Multiple matings give stronger poultry chicks

Multiple matings by breeding hens could result in more disease-resistant chicks than from single matings, according to new research from the University of East Anglia.

Researchers studied red junglefowl – the wild ancestor of the domestic chicken – in a collaborative project with the Universities of Oxford, Stockholm and Linköping.

Findings published in the journal Proceedings of the Royal Society B reveal that mating with different males helps females produce offspring that are more resistant to diseases.

This is down to “cryptic female choice” – where an internal mechanism in their reproductive tract favours the sperm from males that are most genetically different to them.

Prof David S Richardson, from UEA’s school of Biological Sciences, said: “Our research has shown that the females don’t need to choose between males to produce the most healthy offspring. Rather by mating with multiple males, they allow their internal choice mechanism to favour the most genetically different sperm.”

The genes in question (Major Histocompatibility Complex) play a key role in detecting and fighting infections. By biasing fertilisation in favour of MHC-dissimilar males, females increase the diversity of MHC within their offspring, providing them with better disease resistance.

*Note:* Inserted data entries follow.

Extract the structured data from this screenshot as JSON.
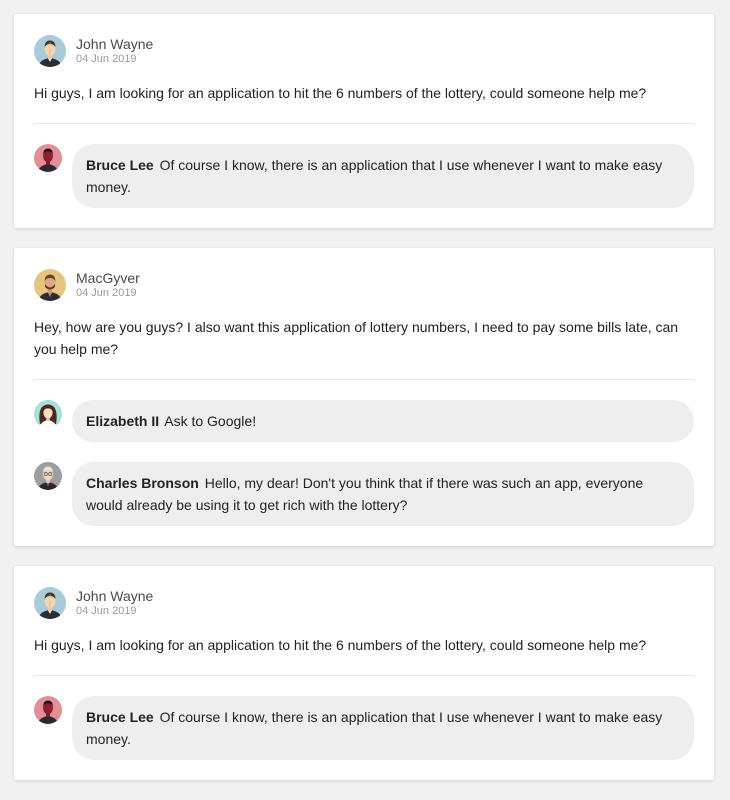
{
  "posts": [
    {
      "author": "John Wayne",
      "date": "04 Jun 2019",
      "avatar_icon": "john-wayne-avatar-icon",
      "text": "Hi guys, I am looking for an application to hit the 6 numbers of the lottery, could someone help me?",
      "comments": [
        {
          "author": "Bruce Lee",
          "avatar_icon": "bruce-lee-avatar-icon",
          "text": "Of course I know, there is an application that I use whenever I want to make easy money."
        }
      ]
    },
    {
      "author": "MacGyver",
      "date": "04 Jun 2019",
      "avatar_icon": "macgyver-avatar-icon",
      "text": "Hey, how are you guys? I also want this application of lottery numbers, I need to pay some bills late, can you help me?",
      "comments": [
        {
          "author": "Elizabeth II",
          "avatar_icon": "elizabeth-ii-avatar-icon",
          "text": "Ask to Google!"
        },
        {
          "author": "Charles Bronson",
          "avatar_icon": "charles-bronson-avatar-icon",
          "text": "Hello, my dear! Don't you think that if there was such an app, everyone would already be using it to get rich with the lottery?"
        }
      ]
    },
    {
      "author": "John Wayne",
      "date": "04 Jun 2019",
      "avatar_icon": "john-wayne-avatar-icon",
      "text": "Hi guys, I am looking for an application to hit the 6 numbers of the lottery, could someone help me?",
      "comments": [
        {
          "author": "Bruce Lee",
          "avatar_icon": "bruce-lee-avatar-icon",
          "text": "Of course I know, there is an application that I use whenever I want to make easy money."
        }
      ]
    }
  ],
  "colors": {
    "page_background": "#f1f1f1",
    "card_background": "#ffffff",
    "bubble_background": "#eeeeee",
    "date_text": "#9a9a9a"
  }
}
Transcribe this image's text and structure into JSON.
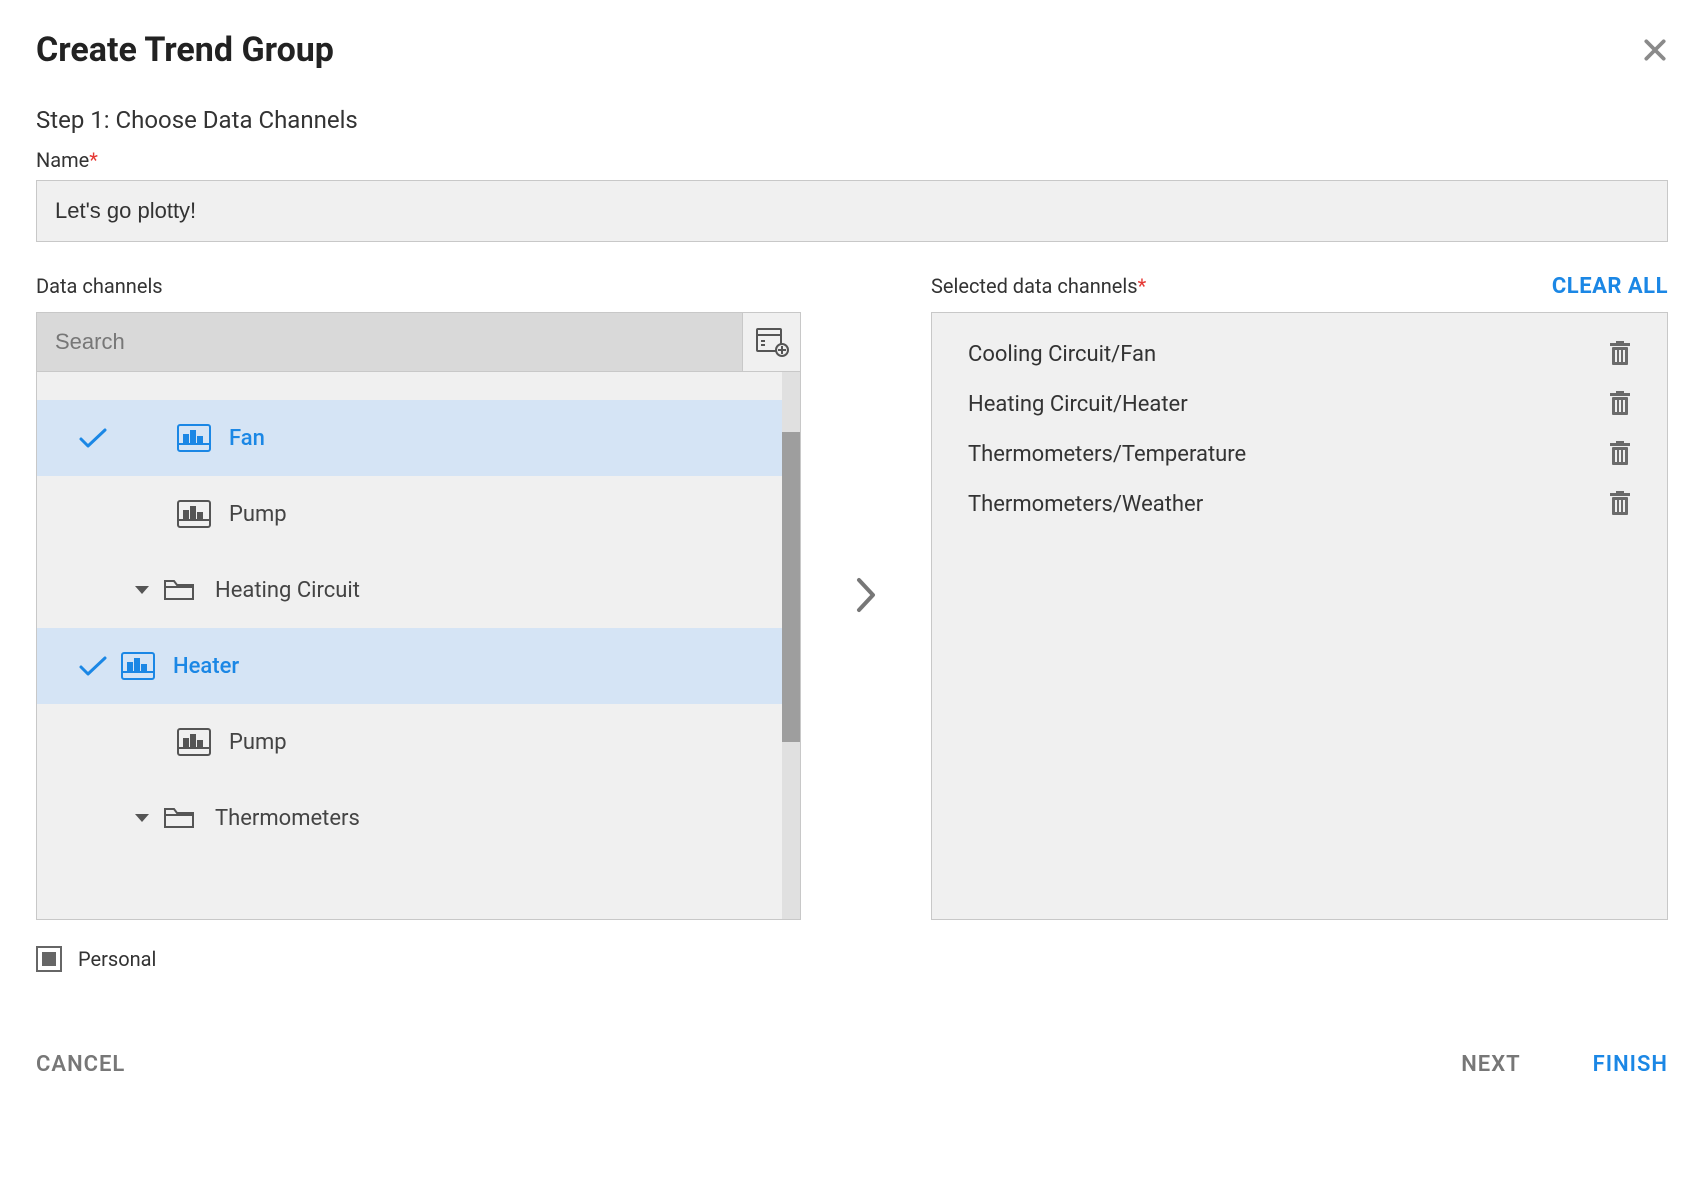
{
  "dialog": {
    "title": "Create Trend Group",
    "step_label": "Step 1: Choose Data Channels",
    "name_label": "Name",
    "name_value": "Let's go plotty!",
    "data_channels_label": "Data channels",
    "selected_channels_label": "Selected data channels",
    "clear_all_label": "CLEAR ALL",
    "search_placeholder": "Search",
    "personal_label": "Personal",
    "cancel_label": "CANCEL",
    "next_label": "NEXT",
    "finish_label": "FINISH"
  },
  "tree": {
    "items": [
      {
        "type": "leaf",
        "label": "Fan",
        "selected": true
      },
      {
        "type": "leaf",
        "label": "Pump",
        "selected": false
      },
      {
        "type": "folder",
        "label": "Heating Circuit",
        "expanded": true
      },
      {
        "type": "leaf",
        "label": "Heater",
        "selected": true
      },
      {
        "type": "leaf",
        "label": "Pump",
        "selected": false
      },
      {
        "type": "folder",
        "label": "Thermometers",
        "expanded": true
      }
    ]
  },
  "selected": [
    {
      "label": "Cooling Circuit/Fan"
    },
    {
      "label": "Heating Circuit/Heater"
    },
    {
      "label": "Thermometers/Temperature"
    },
    {
      "label": "Thermometers/Weather"
    }
  ],
  "colors": {
    "accent": "#1b87e5"
  }
}
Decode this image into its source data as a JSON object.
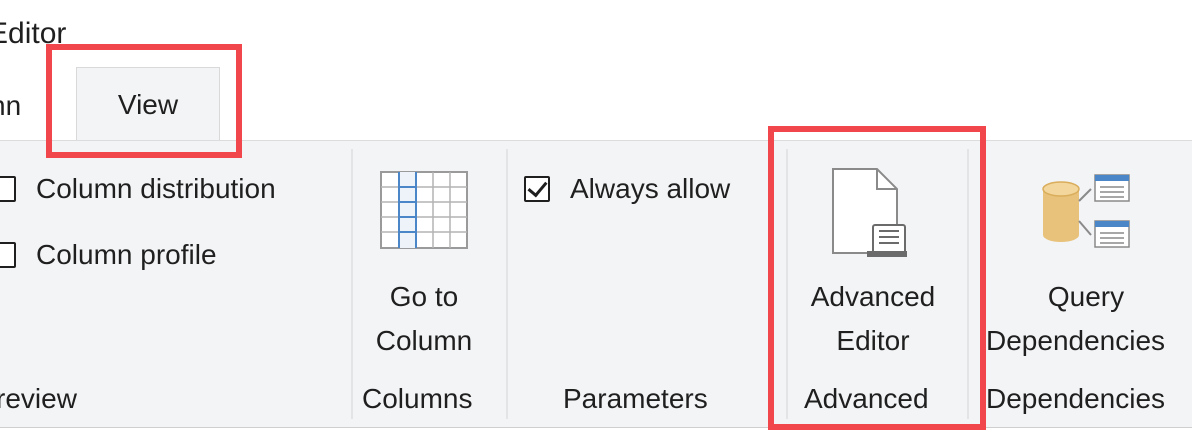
{
  "window": {
    "title": "Editor"
  },
  "tabs": [
    {
      "label": "nn"
    },
    {
      "label": "View",
      "selected": true
    }
  ],
  "ribbon": {
    "preview_group": {
      "label": "review",
      "checkbox_column_distribution": "Column distribution",
      "checkbox_column_profile": "Column profile"
    },
    "columns_group": {
      "label": "Columns",
      "go_to_column_line1": "Go to",
      "go_to_column_line2": "Column"
    },
    "parameters_group": {
      "label": "Parameters",
      "checkbox_always_allow": "Always allow",
      "always_allow_checked": true
    },
    "advanced_group": {
      "label": "Advanced",
      "advanced_editor_line1": "Advanced",
      "advanced_editor_line2": "Editor"
    },
    "dependencies_group": {
      "label": "Dependencies",
      "query_dependencies_line1": "Query",
      "query_dependencies_line2": "Dependencies"
    }
  },
  "icons": {
    "go_to_column": "table-grid-icon",
    "advanced_editor": "document-scroll-icon",
    "query_dependencies": "database-dependencies-icon"
  },
  "colors": {
    "highlight": "#f0464c",
    "ribbon_background": "#f3f4f6",
    "grid_accent": "#4a86c8",
    "database_fill": "#e8c27a"
  }
}
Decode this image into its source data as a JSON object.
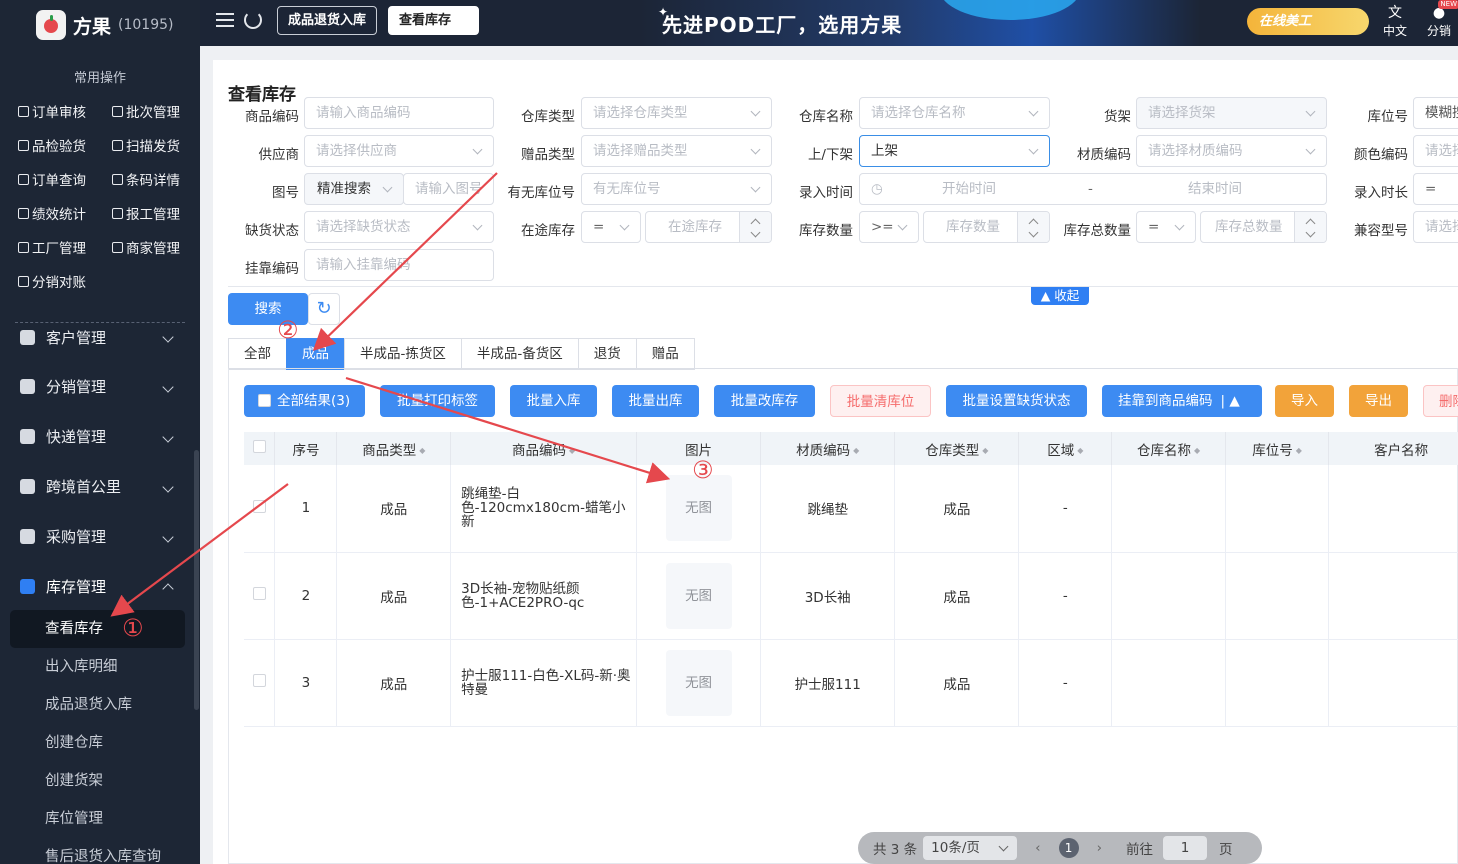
{
  "brand": {
    "name": "方果",
    "count": "(10195)"
  },
  "sidebar": {
    "common_title": "常用操作",
    "quick": [
      "订单审核",
      "批次管理",
      "品检验货",
      "扫描发货",
      "订单查询",
      "条码详情",
      "绩效统计",
      "报工管理",
      "工厂管理",
      "商家管理",
      "分销对账"
    ],
    "menus": [
      {
        "label": "客户管理",
        "icon": "customer-icon"
      },
      {
        "label": "分销管理",
        "icon": "distribution-icon"
      },
      {
        "label": "快递管理",
        "icon": "express-icon"
      },
      {
        "label": "跨境首公里",
        "icon": "globe-icon"
      },
      {
        "label": "采购管理",
        "icon": "purchase-icon"
      },
      {
        "label": "库存管理",
        "icon": "inventory-icon"
      }
    ],
    "subs": [
      "查看库存",
      "出入库明细",
      "成品退货入库",
      "创建仓库",
      "创建货架",
      "库位管理",
      "售后退货入库查询"
    ]
  },
  "header": {
    "tabs": [
      "成品退货入库",
      "查看库存"
    ],
    "slogan": "先进POD工厂，选用方果",
    "promo": "在线美工",
    "lang": "中文",
    "distribution": "分销",
    "badge": "NEW"
  },
  "page": {
    "title": "查看库存"
  },
  "filters": {
    "row1": [
      {
        "label": "商品编码",
        "placeholder": "请输入商品编码"
      },
      {
        "label": "仓库类型",
        "placeholder": "请选择仓库类型"
      },
      {
        "label": "仓库名称",
        "placeholder": "请选择仓库名称"
      },
      {
        "label": "货架",
        "placeholder": "请选择货架"
      },
      {
        "label": "库位号",
        "placeholder": "模糊搜"
      }
    ],
    "row2": [
      {
        "label": "供应商",
        "placeholder": "请选择供应商"
      },
      {
        "label": "赠品类型",
        "placeholder": "请选择赠品类型"
      },
      {
        "label": "上/下架",
        "value": "上架"
      },
      {
        "label": "材质编码",
        "placeholder": "请选择材质编码"
      },
      {
        "label": "颜色编码",
        "placeholder": "请选择"
      }
    ],
    "row3": {
      "tuhao": "图号",
      "match": "精准搜索",
      "tuhao_ph": "请输入图号",
      "kw_label": "有无库位号",
      "kw_ph": "有无库位号",
      "time_label": "录入时间",
      "start": "开始时间",
      "dash": "-",
      "end": "结束时间",
      "dur_label": "录入时长",
      "dur_op": "="
    },
    "row4": {
      "que_label": "缺货状态",
      "que_ph": "请选择缺货状态",
      "zt_label": "在途库存",
      "zt_op": "=",
      "zt_ph": "在途库存",
      "kc_label": "库存数量",
      "kc_op": ">=",
      "kc_ph": "库存数量",
      "zkc_label": "库存总数量",
      "zkc_op": "=",
      "zkc_ph": "库存总数量",
      "jr_label": "兼容型号",
      "jr_ph": "请选择"
    },
    "row5": {
      "label": "挂靠编码",
      "placeholder": "请输入挂靠编码"
    },
    "search": "搜索",
    "collapse": "收起"
  },
  "tabs": [
    "全部",
    "成品",
    "半成品-拣货区",
    "半成品-备货区",
    "退货",
    "赠品"
  ],
  "actions": {
    "all": "全部结果(3)",
    "print": "批量打印标签",
    "in": "批量入库",
    "out": "批量出库",
    "edit": "批量改库存",
    "clear": "批量清库位",
    "lack": "批量设置缺货状态",
    "attach": "挂靠到商品编码",
    "import": "导入",
    "export": "导出",
    "delete": "删除"
  },
  "table": {
    "columns": [
      "序号",
      "商品类型",
      "商品编码",
      "图片",
      "材质编码",
      "仓库类型",
      "区域",
      "仓库名称",
      "库位号",
      "客户名称"
    ],
    "rows": [
      {
        "no": "1",
        "type": "成品",
        "code": "跳绳垫-白色-120cmx180cm-蜡笔小新",
        "img": "无图",
        "material": "跳绳垫",
        "wh": "成品",
        "area": "-"
      },
      {
        "no": "2",
        "type": "成品",
        "code": "3D长袖-宠物贴纸颜色-1+ACE2PRO-qc",
        "img": "无图",
        "material": "3D长袖",
        "wh": "成品",
        "area": "-"
      },
      {
        "no": "3",
        "type": "成品",
        "code": "护士服111-白色-XL码-新·奥特曼",
        "img": "无图",
        "material": "护士服111",
        "wh": "成品",
        "area": "-"
      }
    ]
  },
  "pager": {
    "total": "共 3 条",
    "size": "10条/页",
    "page": "1",
    "goto": "前往",
    "jump": "1",
    "unit": "页"
  },
  "annotations": [
    "①",
    "②",
    "③"
  ],
  "colors": {
    "primary": "#3d8bf2",
    "sidebar": "#1d2635",
    "arrow": "#e5484d",
    "warn": "#f2a33a"
  }
}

The findings could be important for animal breeders, as well as conservation projects, although the research also found that the effect observed in natural matings was lost during artificial insemination.

“This is because the effect appears to require the subconscious female assessment of the male by some cue during actual mating,” said Prof Richardson. “So having correct cues during mating, perhaps the smell of the male, can affect a females’ chances of being fertilised. And the cues from different males may not work equally well on different females.”

The research follows similar work by Oxford and Stockholm Universities in 2011, which showed hens had the ability to eject the sperm of subordinate males in favour of more assertive males.